Potty Mouth Training

Sunday, December 03, 2006

As Seen in the Wall Street Journal...Editorial by Yvette Corporon

I admit it. I did it. I jumped.

At nine months pregnant and with 50 extra pounds packed on to my petite frame, I performed a fully extended and elegant swan dive right off the corporate ladder and into the pool of full-time parenthood.

Me, the adrenaline addicted, overextended, workaholic Emmy Award winning news producer, decided she was going to take all of that drive, passion and purpose and funnel it in to being a full time mother. So, at 32 years old, I quit my job as Editorial Producer for WCBS-News and channeled all of my creative energy into catering to the needs and whims of my newborn..

I quickly realized that as much as I adored my baby, something was missing from life. Well, guess what – a few things were missing; adult interaction, stimulation, a sense of accomplishment, interesting dinner conversation with my husband, financial security and perhaps the most disturbing missing element of all – my identity.

After several months of self-imposed mommy exile, I rejoined the workforce and took a job as a freelance producer for Good Morning America. Professionally, I was in heaven. Writing and producing for Diane Sawyer, Charlie Gibson and Robin Roberts was the proverbial dream come true. But again, even thought I was professionally fulfilled, personally, I was miserable. There were so many days and nights spent away from my family - nights, weekends, holidays, I felt my daughter’s infancy was slipping away, and I was missing it.

So, once again, I jumped. And like Goldilocks and her search for the perfect porridge, I set out to find the perfect professional/parenting fit.

Today, I’m a producer for the Syndicated Television Show EXTRA. I’m still writing and producing, only this time I’ve traded in undercover shoots and investigations for the world of celebrities and red carpet premieres. I’m still doing what I love for people I respect and admire, only this time I’m home mostly every night to put my kids to bed.

Do I believe in balance? Not in the traditional sense. I don’t believe in complete balance, but I do believe in a better balance. As working mothers, we make choices every single day of our lives. Are you willing to miss an important meeting in order to make it home for trick or treating? Will you blow off a ballet recital to nail a new client? Can you take a detour and put your professional dreams on hold in order to hold your children at night?

I chose to leave my dream job in order to spend more time with my family. Some corporate killers may judge me, say I sold out or couldn’t handle it. I don’t see it that way. One day, when my children are bit older, I’ll once again break through my personal glass ceiling – and when it happens, I won’t be content to sit there picking shrapnel off my suit. I’ll keep climbing, higher and higher. But it will be when I’m ready and at my own pace.

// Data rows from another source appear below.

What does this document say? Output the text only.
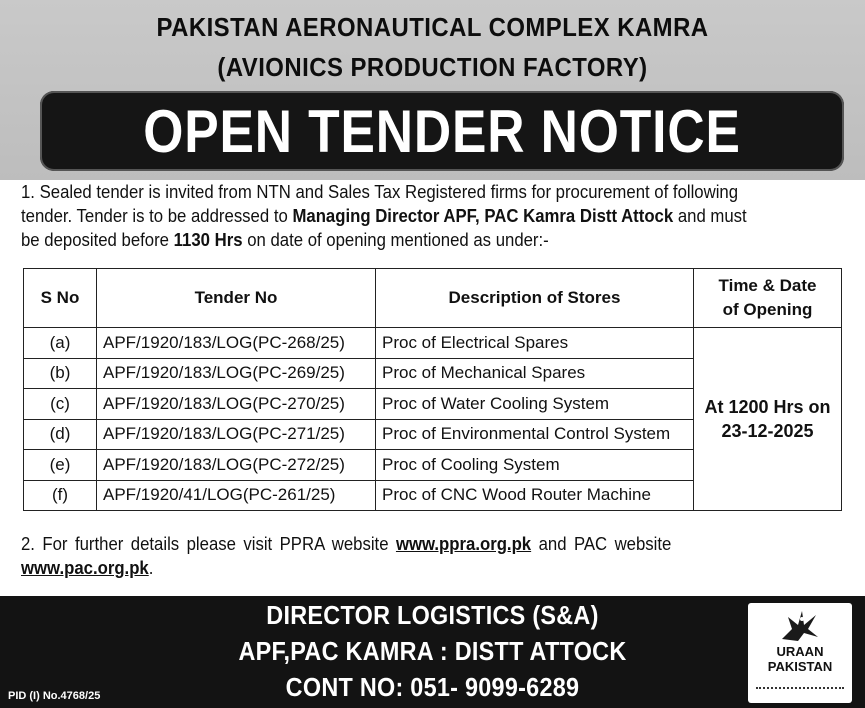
PAKISTAN AERONAUTICAL COMPLEX KAMRA
(AVIONICS PRODUCTION FACTORY)
OPEN TENDER NOTICE
1. Sealed tender is invited from NTN and Sales Tax Registered firms for procurement of following
tender. Tender is to be addressed to Managing Director APF, PAC Kamra Distt Attock and must
be deposited before 1130 Hrs on date of opening mentioned as under:-
S No	Tender No	Description of Stores	Time & Date
of Opening
(a)	APF/1920/183/LOG(PC-268/25)	Proc of Electrical Spares	At 1200 Hrs on
23-12-2025
(b)	APF/1920/183/LOG(PC-269/25)	Proc of Mechanical Spares	
(c)	APF/1920/183/LOG(PC-270/25)	Proc of Water Cooling System	
(d)	APF/1920/183/LOG(PC-271/25)	Proc of Environmental Control System	
(e)	APF/1920/183/LOG(PC-272/25)	Proc of Cooling System	
(f)	APF/1920/41/LOG(PC-261/25)	Proc of CNC Wood Router Machine	
2. For further details please visit PPRA website www.ppra.org.pk and PAC website
www.pac.org.pk.
DIRECTOR LOGISTICS (S&A)
APF,PAC KAMRA : DISTT ATTOCK
CONT NO: 051- 9099-6289
PID (I) No.4768/25
URAAN
PAKISTAN
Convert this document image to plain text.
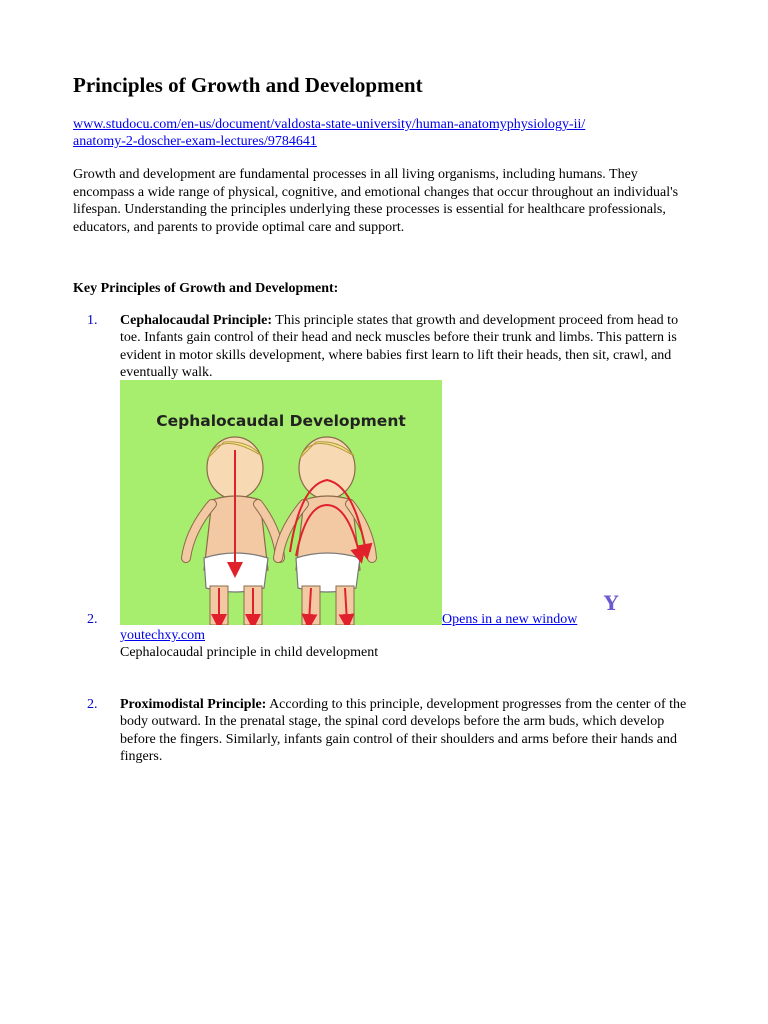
Principles of Growth and Development
www.studocu.com/en-us/document/valdosta-state-university/human-anatomyphysiology-ii/
anatomy-2-doscher-exam-lectures/9784641

Growth and development are fundamental processes in all living organisms, including humans. They encompass a wide range of physical, cognitive, and emotional changes that occur throughout an individual's lifespan. Understanding the principles underlying these processes is essential for healthcare professionals, educators, and parents to provide optimal care and support.

Key Principles of Growth and Development:

1. Cephalocaudal Principle: This principle states that growth and development proceed from head to toe. Infants gain control of their head and neck muscles before their trunk and limbs. This pattern is evident in motor skills development, where babies first learn to lift their heads, then sit, crawl, and eventually walk.

Cephalocaudal Development
2.	Opens in a new window
Y
youtechxy.com
Cephalocaudal principle in child development
2. Proximodistal Principle: According to this principle, development progresses from the center of the body outward. In the prenatal stage, the spinal cord develops before the arm buds, which develop before the fingers. Similarly, infants gain control of their shoulders and arms before their hands and fingers.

As for life right now, since I’m home at night and my kids are asleep by 8:30, I’ve found another way to pursue my professional dreams. I’ve spent the last year writing a book about the crazy lives of working moms. It’s called Peeing In Peace…Tales and Tips For Type A Moms (January 2007, NK Publications). My co-author is Beth Feldman, VP of the CBS Communications group. Beth never jumped off the ladder like I did, she’s stayed on course and kept climbing steadily higher and higher.

That’s the funny thing about being a working mom, the rest of the world is consumed with that ridiculous question, can they really have it all? We don’t waste our time asking questions, we’re too busy finding answers.